With many parameters it can be less error-prone to collect all of them into a single object and pass this object as the single argument. Such a parameter collection could be a dictionary, or a class instance, for example:

class SimpleNamespace(object):
    def __init__(self, **kwargs):
        self.__dict__.update(kwargs)
# With Python >= 3.3 we can have instead:
# from types import SimpleNamespace

def onsite(site, p):
    return p.mu * ...

def hopping(site1, site2, p):
    return p.t * exp(-1j * p.B * ...)

params = SimpleNamespace(t=1, mu=2)
for params.B in B_values:
    kwant.smatrix(syst, energy, args=[params])

Arguments can be passed in an equivalent way to wave_function, hamiltonian_submatrix, etc.

Calculation of modes separated from solving

The interface that solvers expect from leads attached to a FiniteSystem has been simplified and codified (see there). Similar to self-energy, calculation of modes is now the lead’s own responsibility.

The new class ModesLead allows to attach leads that have a custom way of calculating their modes (e.g. ideal leads) directly to a Builder.

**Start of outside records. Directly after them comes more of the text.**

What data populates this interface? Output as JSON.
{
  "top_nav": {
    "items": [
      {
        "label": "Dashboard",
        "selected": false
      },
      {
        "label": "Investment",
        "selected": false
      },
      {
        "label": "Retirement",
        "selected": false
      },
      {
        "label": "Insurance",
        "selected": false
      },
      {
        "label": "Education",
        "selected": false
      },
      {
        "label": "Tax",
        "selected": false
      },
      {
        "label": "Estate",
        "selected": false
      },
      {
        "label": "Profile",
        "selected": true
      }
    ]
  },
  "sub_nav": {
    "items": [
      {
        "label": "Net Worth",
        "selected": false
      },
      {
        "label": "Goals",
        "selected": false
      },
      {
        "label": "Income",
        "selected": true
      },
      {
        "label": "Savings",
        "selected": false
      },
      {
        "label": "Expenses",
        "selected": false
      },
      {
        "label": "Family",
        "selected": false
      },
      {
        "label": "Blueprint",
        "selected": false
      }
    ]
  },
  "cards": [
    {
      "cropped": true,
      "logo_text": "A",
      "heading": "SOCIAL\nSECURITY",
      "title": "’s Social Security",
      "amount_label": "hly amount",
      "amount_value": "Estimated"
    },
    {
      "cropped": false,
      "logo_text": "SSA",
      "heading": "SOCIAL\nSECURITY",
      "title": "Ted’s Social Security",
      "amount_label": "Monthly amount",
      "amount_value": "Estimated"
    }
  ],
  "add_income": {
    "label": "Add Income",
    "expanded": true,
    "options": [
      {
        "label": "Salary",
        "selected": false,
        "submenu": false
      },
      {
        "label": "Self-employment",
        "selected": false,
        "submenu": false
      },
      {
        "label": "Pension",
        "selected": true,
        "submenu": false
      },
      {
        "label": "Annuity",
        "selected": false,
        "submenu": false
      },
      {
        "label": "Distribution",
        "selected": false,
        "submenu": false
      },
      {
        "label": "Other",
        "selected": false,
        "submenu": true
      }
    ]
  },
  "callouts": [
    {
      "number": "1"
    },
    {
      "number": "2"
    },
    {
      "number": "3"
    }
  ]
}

Modes or self-energies can now be precomputed before passing the system to a solver, using the method precalculate. This may save time, when the linear system has to be solved many times with the same lead parameters.

Change of the modes and lead_info format

The function modes now returns two objects: PropagatingModes and StabilizedModes. The first one contains the wave functions of all the propagating modes in real space, as well as their velocities and momenta. All these quantities were previously not directly available. The second object contains the propagating and evanescent modes in the compressed format expected by the sparse solver (previously this was the sole output of modes). Accordingly, the lead_info attribute of SMatrix contains the real space information about the modes in the leads (a list of PropagatingModes objects).

New module for random-access random numbers

The module kwant.digest provides functions that given some input compute a “random” output that depends on the input in a (cryptographically) intractable way. This functionality is useful for introducing disorder, e.g.:

def onsite(site):
    return 0.3 * kwant.digest.gauss(repr(site)) + 4

New module for random matrix theory Hamiltonians

The module kwant.rmt supports the creation of random matrix theory Hamiltonians.

Improved plotting functionality

The plotting functionality has been extended. By default, symbols and lines in plots are now relative to the system coordinates, i.e. will scale accordingly if different zoom-levels are used. Different styles for representing sites and hoppings are now possible. 3D plotting has been made more efficient.